Самсоненко на миг замерла, не донеся сигареты до рта. Вдобавок Рябинин некстати улыбнулся.
— Какое это имеет отношение к данному вопросу?
— Просто так, лично интересуюсь.
— Прошу задавать вопросы, относящиеся к делу.
Теперь она уже неприязненно разглядывала следователя. Рябинин кожей чувствовал, кем он был для неё — лохматым мальчишкой в очках, который получает в три раза меньше её. Поэтому он вежливо улыбался, скрывая под улыбкой всё, что можно скрыть.
— С кем она дружила?
— С младшим научным сотрудником Мироновой и лаборанткой Шурочкой. По-моему, больше ни с кем.
Она точно назвала должности тех, с кем дружила Виленская.
— У вас в лаборатории вчера ничего не случилось?
— Нет.
— Вы знаете, почему Виленская пошла на самоубийство?
Самсоненко опустила сигарету к пепельнице и начала стряхивать пепел.
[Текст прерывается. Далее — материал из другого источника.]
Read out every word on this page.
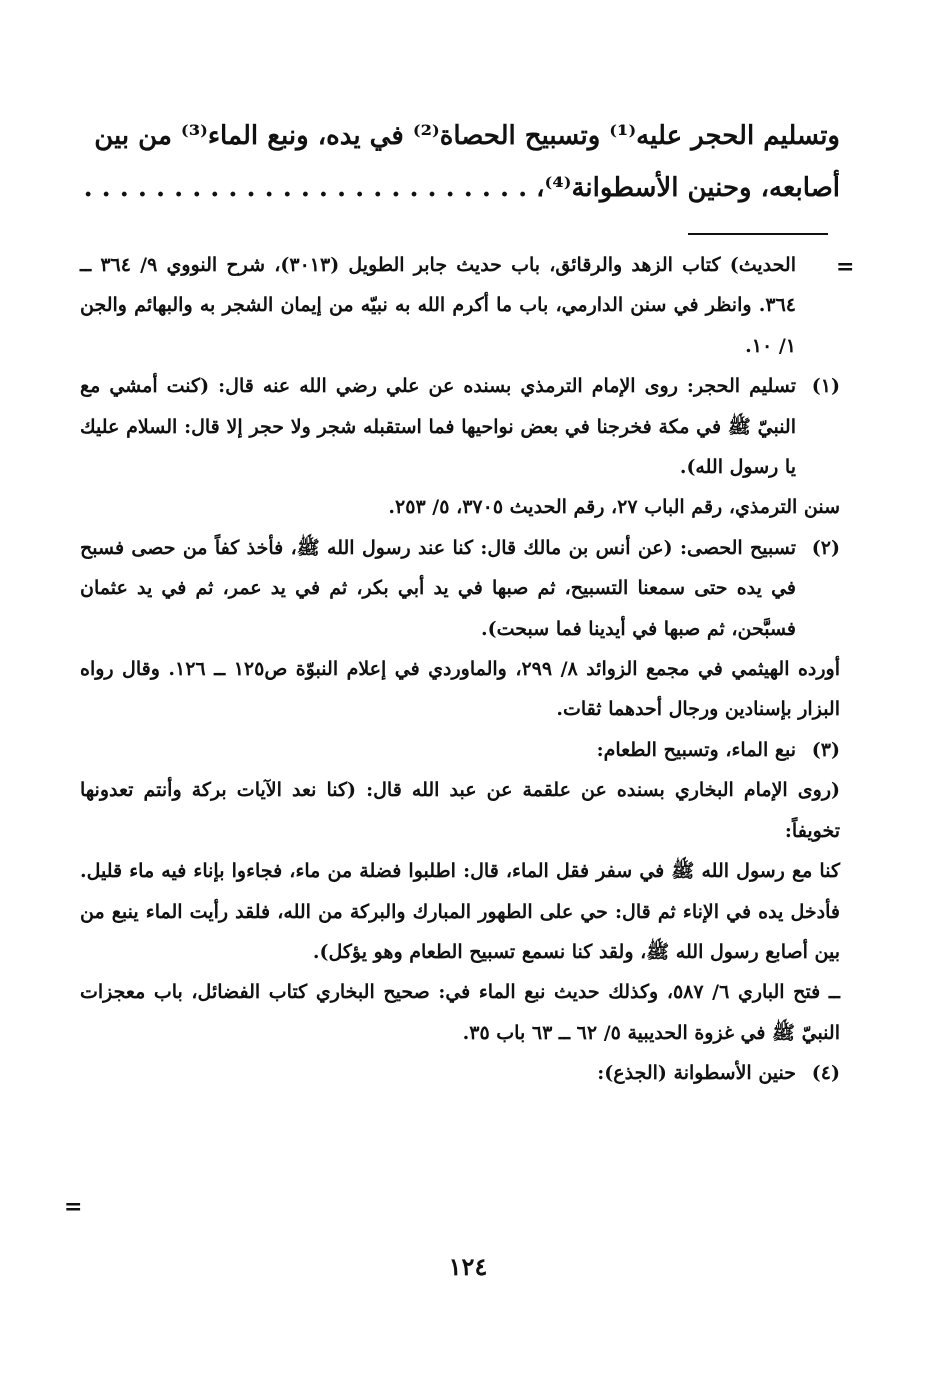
وتسليم الحجر عليه⁽¹⁾ وتسبيح الحصاة⁽²⁾ في يده، ونبع الماء⁽³⁾ من بين

أصابعه، وحنين الأسطوانة⁽⁴⁾، . . . . . . . . . . . . . . . . . . . . . . . . .

=

الحديث) كتاب الزهد والرقائق، باب حديث جابر الطويل (٣٠١٣)، شرح النووي ٩/ ٣٦٤ ــ ٣٦٤. وانظر في سنن الدارمي، باب ما أكرم الله به نبيّه من إيمان الشجر به والبهائم والجن ١/ ١٠.

(١)

تسليم الحجر: روى الإمام الترمذي بسنده عن علي رضي الله عنه قال: (كنت أمشي مع النبيّ ﷺ في مكة فخرجنا في بعض نواحيها فما استقبله شجر ولا حجر إلا قال: السلام عليك يا رسول الله).

سنن الترمذي، رقم الباب ٢٧، رقم الحديث ٣٧٠٥، ٥/ ٢٥٣.

(٢)

تسبيح الحصى: (عن أنس بن مالك قال: كنا عند رسول الله ﷺ، فأخذ كفاً من حصى فسبح في يده حتى سمعنا التسبيح، ثم صبها في يد أبي بكر، ثم في يد عمر، ثم في يد عثمان فسبَّحن، ثم صبها في أيدينا فما سبحت).

أورده الهيثمي في مجمع الزوائد ٨/ ٢٩٩، والماوردي في إعلام النبوّة ص١٢٥ ــ ١٢٦. وقال رواه البزار بإسنادين ورجال أحدهما ثقات.

(٣)

نبع الماء، وتسبيح الطعام:

(روى الإمام البخاري بسنده عن علقمة عن عبد الله قال: (كنا نعد الآيات بركة وأنتم تعدونها تخويفاً:

كنا مع رسول الله ﷺ في سفر فقل الماء، قال: اطلبوا فضلة من ماء، فجاءوا بإناء فيه ماء قليل. فأدخل يده في الإناء ثم قال: حي على الطهور المبارك والبركة من الله، فلقد رأيت الماء ينبع من بين أصابع رسول الله ﷺ، ولقد كنا نسمع تسبيح الطعام وهو يؤكل).

ــ فتح الباري ٦/ ٥٨٧، وكذلك حديث نبع الماء في: صحيح البخاري كتاب الفضائل، باب معجزات النبيّ ﷺ في غزوة الحديبية ٥/ ٦٢ ــ ٦٣ باب ٣٥.

(٤)

حنين الأسطوانة (الجذع):

=
١٢٤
Для этого нужна секунда. Она стучала пальцем по окурку, хотя пепел уже опал.
— Не знаю.
— Почему Виленская повесилась? — повторил Рябинин.
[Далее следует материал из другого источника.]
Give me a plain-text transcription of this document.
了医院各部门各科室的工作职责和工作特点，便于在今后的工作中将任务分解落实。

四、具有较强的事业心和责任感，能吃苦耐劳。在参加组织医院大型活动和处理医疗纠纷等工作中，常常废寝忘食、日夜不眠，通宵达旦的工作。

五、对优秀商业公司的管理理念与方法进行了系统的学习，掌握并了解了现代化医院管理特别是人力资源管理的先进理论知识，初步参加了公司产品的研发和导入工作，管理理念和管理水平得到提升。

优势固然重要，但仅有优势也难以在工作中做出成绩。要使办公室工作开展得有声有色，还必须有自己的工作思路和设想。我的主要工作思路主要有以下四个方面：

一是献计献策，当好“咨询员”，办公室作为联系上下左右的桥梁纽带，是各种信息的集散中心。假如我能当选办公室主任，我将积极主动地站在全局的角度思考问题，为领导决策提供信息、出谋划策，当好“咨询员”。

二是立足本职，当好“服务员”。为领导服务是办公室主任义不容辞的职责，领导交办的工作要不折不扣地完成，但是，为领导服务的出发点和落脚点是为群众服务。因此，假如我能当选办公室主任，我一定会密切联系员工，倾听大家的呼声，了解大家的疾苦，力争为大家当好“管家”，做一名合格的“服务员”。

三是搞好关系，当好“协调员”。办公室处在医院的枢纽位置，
— Вы уже спрашивали. — Она отдёрнула руку от пепельницы.
Рябинин задумчиво смотрел на её стянутые губы. Она вскинула голову и строго спросила, как привыкла спрашивать своих девочек:
— У вас всё?
— Подпишите, пожалуйста.
Самсоненко внимательно прочла протокол, поставила сильную подпись и добавила:
— У Виленской не было стержня.
— Зато у вас их, кажется, два, — всё-таки не удержался Рябинин.
Он думал, что сейчас она взорвётся и от него останется мокрое место под напором её воли и характера. Но Самсоненко довольно сказала:
— Иначе не сделаешь науку.
— Я думал, что науку делают другими качествами.
Теперь она улыбнулась, как улыбается взрослый человек малышу, нападающему на него с картонным мечом.
— В наш рациональный век слабым людям в науке не место.
— А в жизни? — поинтересовался Рябинин.
Самсоненко поднялась. Она наверняка занималась спортом — теннисом или бадминтоном. Потому что в наш рациональный век без спорта нельзя. Да и сам Рябинин выжимал гирю.
— До свидания, — сухо попрощалась Самсоненко, не ответив на его вопрос.
Рябинин остался думать, чем же так несимпатична ему эта женщина? Самодовольством? Но оно попадалось частенько, и он давно научился скрывать неприязнь к этому популярному качеству. Напористостью? Но ведь она руководитель. Грубоватостью? Уж к этому-то он привык. Барским отношением к нему, следователю? И с такими руководителями он встречался. Тогда чем же?